Both Apple's iOS and Google's Android systems have evolved to contain very robust data permission regimes and, in general, apps ask your permission to access your data because they need it for one function or another.
I solved it. Go to your artifact Library and check if there is any active artifact which contains these permissions. Now create a build and overwrite those active artifacts with your new build.

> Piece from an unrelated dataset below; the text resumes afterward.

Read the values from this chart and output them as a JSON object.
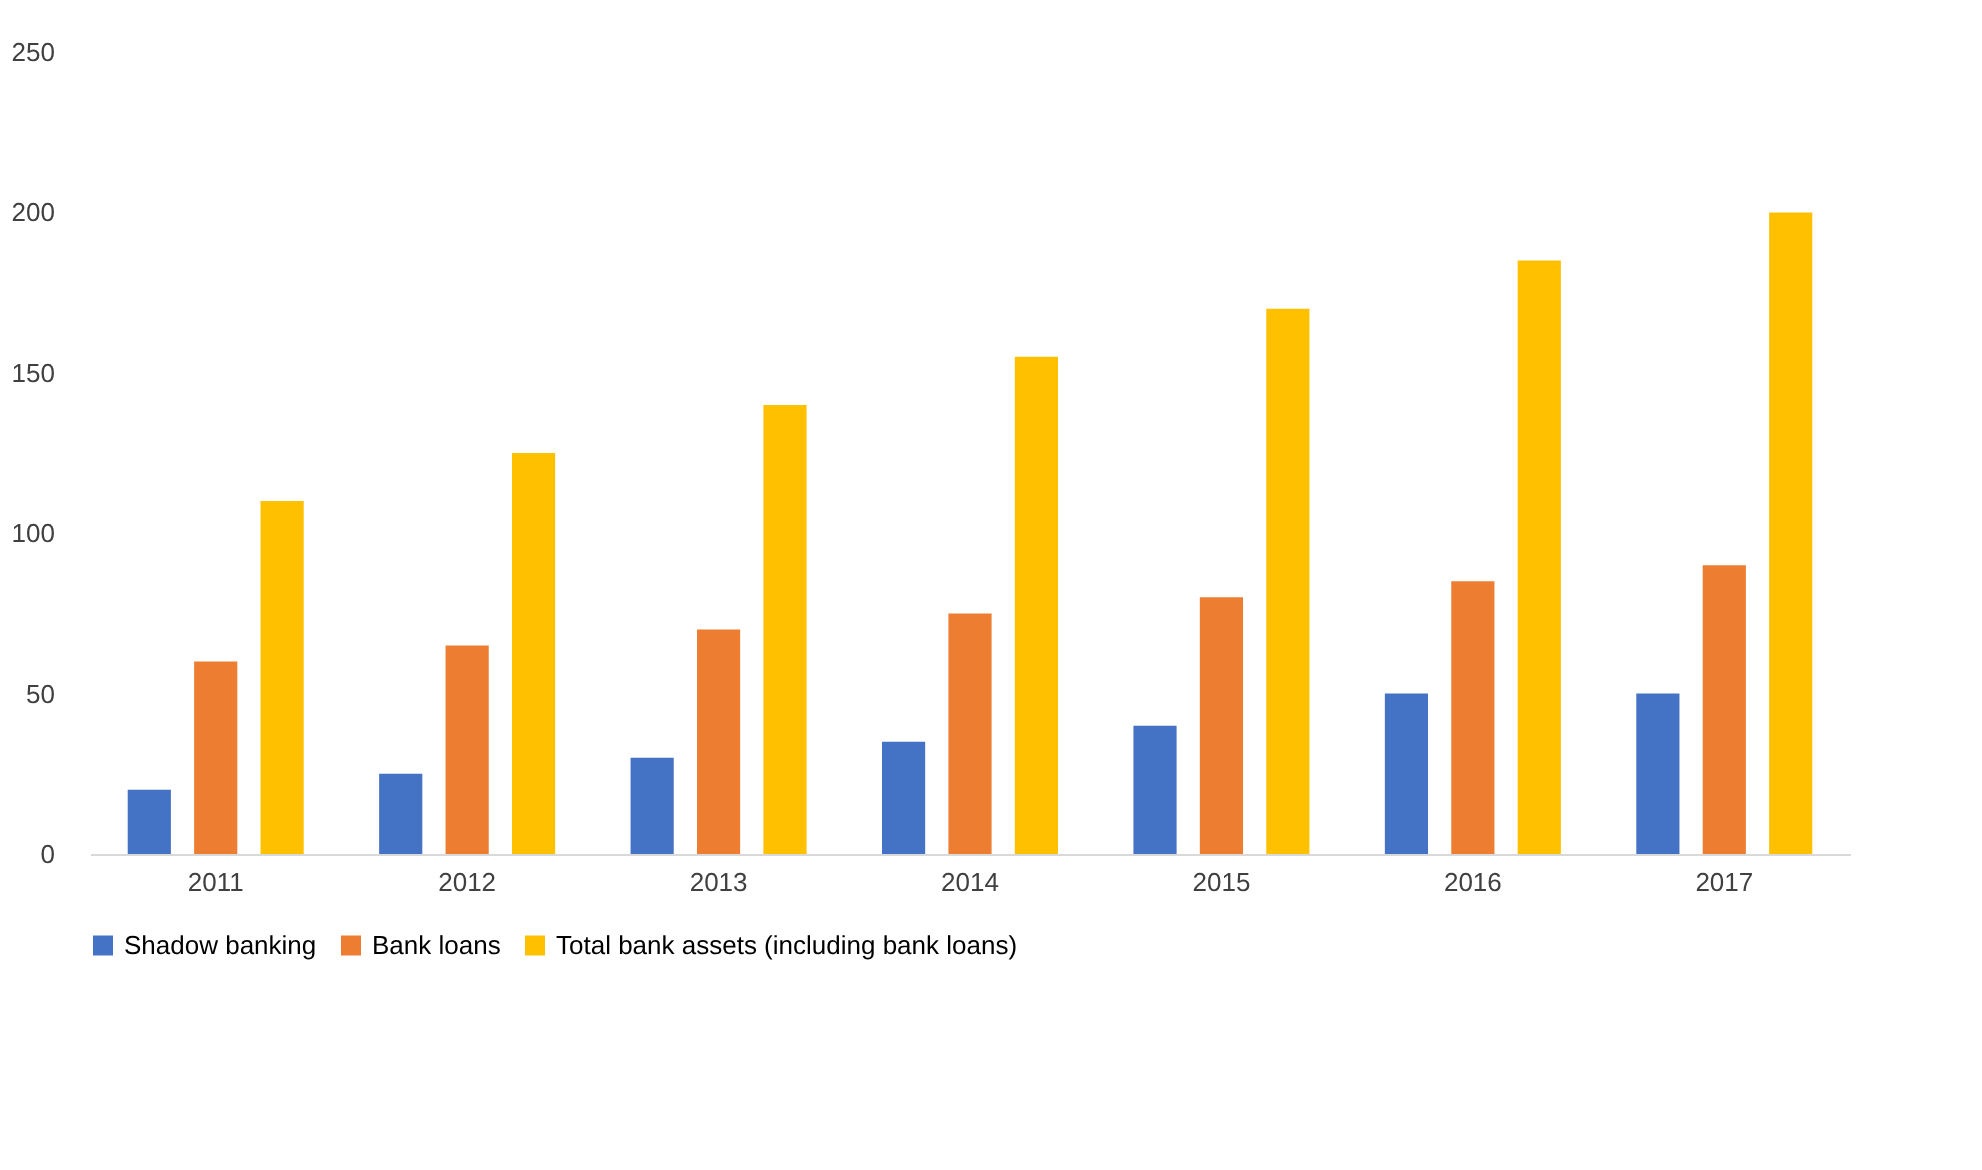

It needs so many permissions because Play Services acts as a hub that other apps rely on for security services provided by Google. Google Play Services have system-level access to provide multiple internal features and hides sensitive information from other apps.
How we solved it:
Figured out whether our merged manifest has permissions that don't fall within the Policy. We followed this article which led us to look at the merged Manifest file here: app/build/intermediates/manifests/full/debug/AndroidManifest.xml
.
We identified which dependency had added the permissions by looking into the logs: app/build/outputs/logs/manifest-merger-debug-report.txt
We found that there were 3 permissions present in our Manifest file:
android.permission.READ_SMS
,android.permission.SEND_SMS
, android.permission.RECEIVE_SMS
.
To remove them, in our AndroidManifest.xml
, we added:
<uses-permission android:name="android.permission.READ_SMS" tools:node="remove" />
<uses-permission android:name="android.permission.SEND_SMS" tools:node="remove" />
<uses-permission android:name="android.permission.RECEIVE_SMS" tools:node="remove" />
We updated all of the dependencies versions
Pushed the APK with all these removed permissions into all the tracks open on our Google Play Console (Internal test track, Alpha, Beta and Production).
Within 12 hours the warning was removed.